With the impending publication of Sectional Title Scheme Management and Community Scheme Ombud Service Bills for public comment, the issue of regulation of the managing agency profession has come sharply into focus.
Scope and history of managing agency
With the rapid increase in the number of sectional title schemes in the 1980s, a new market niche appeared. The conversion of many older buildings to sectional title tenure and the substantial number of new developments that are developed as schemes or homeowner associations has continually increased the need for specialist managing agency services ever since.
When one considers the range of “community schemes” as that term is defined in the Community Scheme Ombud Service Bill (“the CSOS Bill”), they all require either volunteer or professional management services. They are obliged to manage themselves in accordance with their various governance provisions and they must collect levies from their members for this purpose. The various types include:
- sectional title schemes;
- share block schemes;
- group and cluster housing schemes (often referred to as “gated villages”) controlled by homeowners associations; and
- city and residential improvement districts (created under provincial legislation or local authority by-laws) that operate various security and other para-municipal services within a neighbourhood.
Retirement housing schemes (regulated by the Housing Development Schemes for Retired Persons Act 65 of 1988) are also community schemes, but most of them are operated by their original developers and do not require the services of independent managing agents.
“Adoption” of managing agents by the EAAB
Because the estate agency industry had for some time been regulated by the Estate Agency Affairs Board (“EAAB”), which operated a suitable insurance programme in the form of its Fidelity Fund, he issued a notice declaring that “collecting or receiving moneys” due to a body corporate or share block company or developer was an “estate agency service”. In this way managing agents became “estate agents”, they became obliged to keep their clients’ money in trust accounts and any money stolen from these accounts was covered by the EAAB’s Fidelity Fund.
Problem solved? – Not from the Managing Agents’ perspective!
The managing agency profession has lobbied to have the EAAB’s supervisory role extended to cover other managing agency functions, but no progress has been made in this regard.

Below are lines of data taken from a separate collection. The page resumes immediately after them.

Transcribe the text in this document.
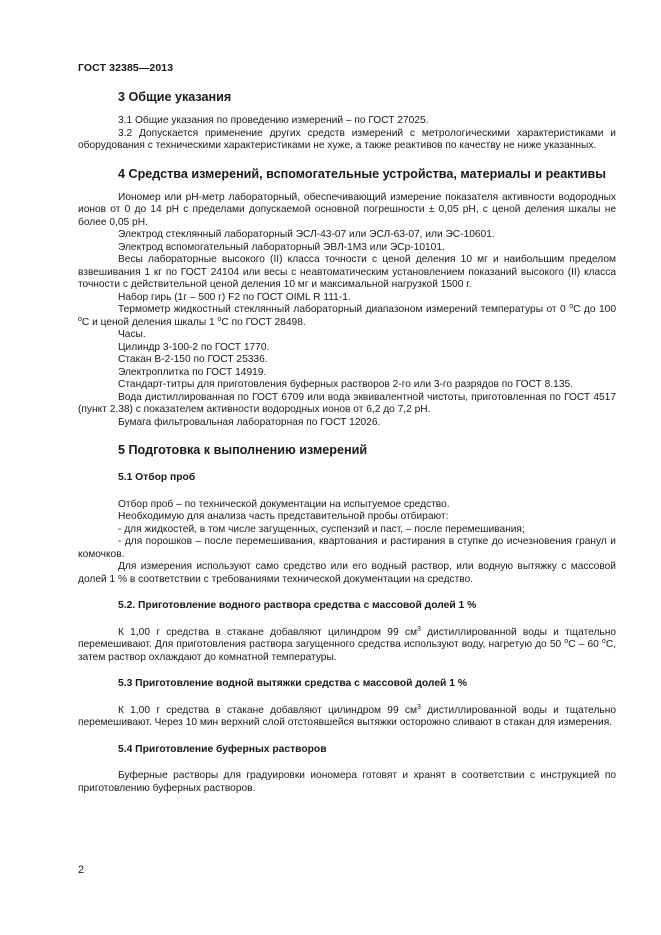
ГОСТ 32385—2013
3 Общие указания

3.1 Общие указания по проведению измерений – по ГОСТ 27025.

3.2 Допускается применение других средств измерений с метрологическими характеристиками и оборудования с техническими характеристиками не хуже, а также реактивов по качеству не ниже указанных.

4 Средства измерений, вспомогательные устройства, материалы и реактивы

Иономер или pH-метр лабораторный, обеспечивающий измерение показателя активности водородных ионов от 0 до 14 pH с пределами допускаемой основной погрешности ± 0,05 pH, с ценой деления шкалы не более 0,05 pH.

Электрод стеклянный лабораторный ЭСЛ-43-07 или ЭСЛ-63-07, или ЭС-10601.

Электрод вспомогательный лабораторный ЭВЛ-1М3 или ЭСр-10101.

Весы лабораторные высокого (II) класса точности с ценой деления 10 мг и наибольшим пределом взвешивания 1 кг по ГОСТ 24104 или весы с неавтоматическим установлением показаний высокого (II) класса точности с действительной ценой деления 10 мг и максимальной нагрузкой 1500 г.

Набор гирь (1г – 500 г) F2 по ГОСТ OIML R 111-1.

Термометр жидкостный стеклянный лабораторный диапазоном измерений температуры от 0 $^o$С до 100 $^o$С и ценой деления шкалы 1 $^o$С по ГОСТ 28498.

Часы.

Цилиндр 3-100-2 по ГОСТ 1770.

Стакан В-2-150 по ГОСТ 25336.

Электроплитка по ГОСТ 14919.

Стандарт-титры для приготовления буферных растворов 2-го или 3-го разрядов по ГОСТ 8.135.

Вода дистиллированная по ГОСТ 6709 или вода эквивалентной чистоты, приготовленная по ГОСТ 4517 (пункт 2.38) с показателем активности водородных ионов от 6,2 до 7,2 pH.

Бумага фильтровальная лабораторная по ГОСТ 12026.

5 Подготовка к выполнению измерений
5.1 Отбор проб

Отбор проб – по технической документации на испытуемое средство.

Необходимую для анализа часть представительной пробы отбирают:

- для жидкостей, в том числе загущенных, суспензий и паст, – после перемешивания;

- для порошков – после перемешивания, квартования и растирания в ступке до исчезновения гранул и комочков.

Для измерения используют само средство или его водный раствор, или водную вытяжку с массовой долей 1 % в соответствии с требованиями технической документации на средство.

5.2. Приготовление водного раствора средства с массовой долей 1 %

К 1,00 г средства в стакане добавляют цилиндром 99 $см^3$ дистиллированной воды и тщательно перемешивают. Для приготовления раствора загущенного средства используют воду, нагретую до 50 $^o$С – 60 $^o$С, затем раствор охлаждают до комнатной температуры.

5.3 Приготовление водной вытяжки средства с массовой долей 1 %

К 1,00 г средства в стакане добавляют цилиндром 99 $см^3$ дистиллированной воды и тщательно перемешивают. Через 10 мин верхний слой отстоявшейся вытяжки осторожно сливают в стакан для измерения.

5.4 Приготовление буферных растворов

Буферные растворы для градуировки иономера готовят и хранят в соответствии с инструкцией по приготовлению буферных растворов.

2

The EAAB initially suggested that managing agents should form a national association with voluntary membership. The National Association of Managing Agents (“NAMA”) was accordingly formed and it presented a Code of Conduct designed for managing agents to the EAAB in October 2003. Despite two or three meetings per year ever since and positive verbal feedback, neither the Department of Trade and Industry nor the EAAB has taken any visible steps to recognise managing agents as a separate category of estate agents or to regulate their activities.
Managing agents pay to the EAAB a registration fee for each managing agency business and for each of the principals involved in that business to whom it issues Fidelity Fund Certificates. Portfolio managers remain unregistered. Managing agency businesses also pay the EAAB one half of the interest that accrues on monies in their trust accounts and is not claimed by their clients.
Implementation of the suggestion – not a problem
Managing agency under the Sectional Titles Act:
The prescribed or model Management Rules do make specific provisions for the employment of managing agents, specify various provisions that must form part of the managing agent’s contract and include various other provisions that deal with managing agents. But no provision in or under this Act regulates the conduct of managing agents.